We live in a society almost perfectly suited for contagions of hysteria and overreaction, David Brooks argues:
In the first place, we’re living in a segmented society. Over the past few decades we’ve seen a pervasive increase in the gaps between different social classes. People are much less likely to marry across social class, or to join a club and befriend people across social class.
That means there are many more people who feel completely alienated from the leadership class of this country, whether it’s the political, cultural or scientific leadership. They don’t know people in authority. They perceive a vast status gap between themselves and people in authority. They may harbor feelings of intellectual inferiority toward people in authority. It becomes easy to wave away the whole lot of them, and that distrust isolates them further. “What loneliness is more lonely than distrust,” George Eliot writes in “Middlemarch.”

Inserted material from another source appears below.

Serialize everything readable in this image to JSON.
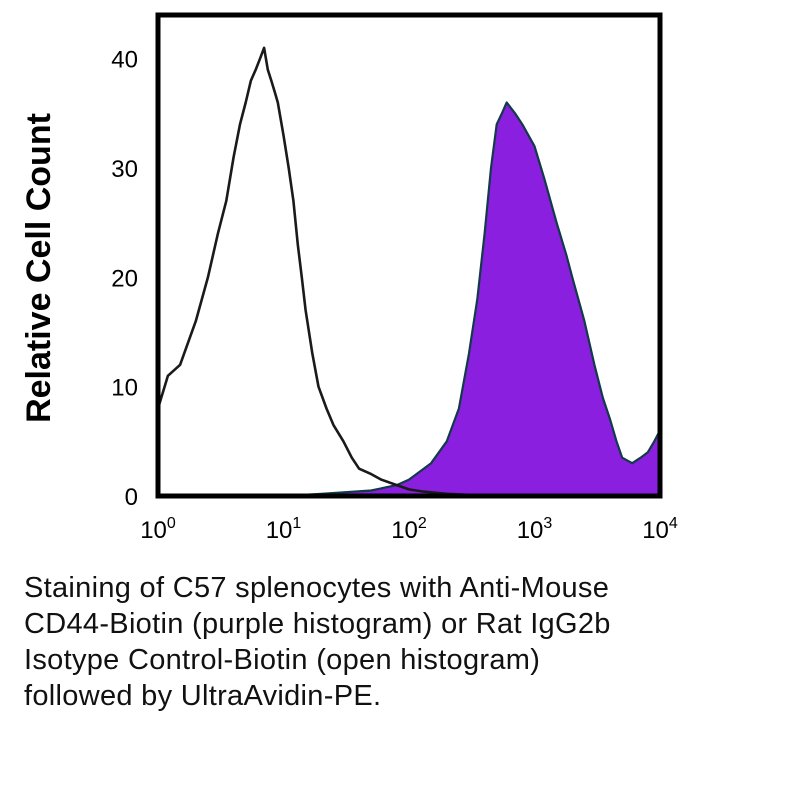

So you get the rise of the anti-vaccine parents, who simply distrust the cloud of experts telling them that vaccines are safe for their children. You get the rise of the anti-science folks, who distrust the realm of far-off studies and prefer anecdotes from friends to data about populations. You get more and more people who simply do not believe what the establishment is telling them about the Ebola virus, especially since the establishment doesn’t seem particularly competent anyway.
Second, you’ve got a large group of people who are bone-deep suspicious of globalization, what it does to their jobs and their communities. Along comes Ebola, which is the perfect biological embodiment of what many fear about globalization. It is a dark insidious force from a mysterious place far away that seems to be able to spread uncontrollably and get into the intimate spheres of life back home.
Third, you’ve got the culture of instant news. It’s a weird phenomenon of the media age that, except in extreme circumstances, it is a lot scarier to follow an event on TV than it is to actually be there covering it. When you’re watching on TV, you only see the death and mayhem. But when you’re actually there, you see the broader context of everyday life going on alongside. Studies of the Boston Marathon bombing found that people who consumed a lot of news media during the first week suffered more stress than people who were actually there.
Fourth, you’ve got our culture’s tendency to distance itself from death.
Hysteria, that’s when normal media discipline breaks down in a pell-mell chase after ratings.
David Brooks is side-stepping most of the reasons for that. He can start looking at the newspaper he writes for.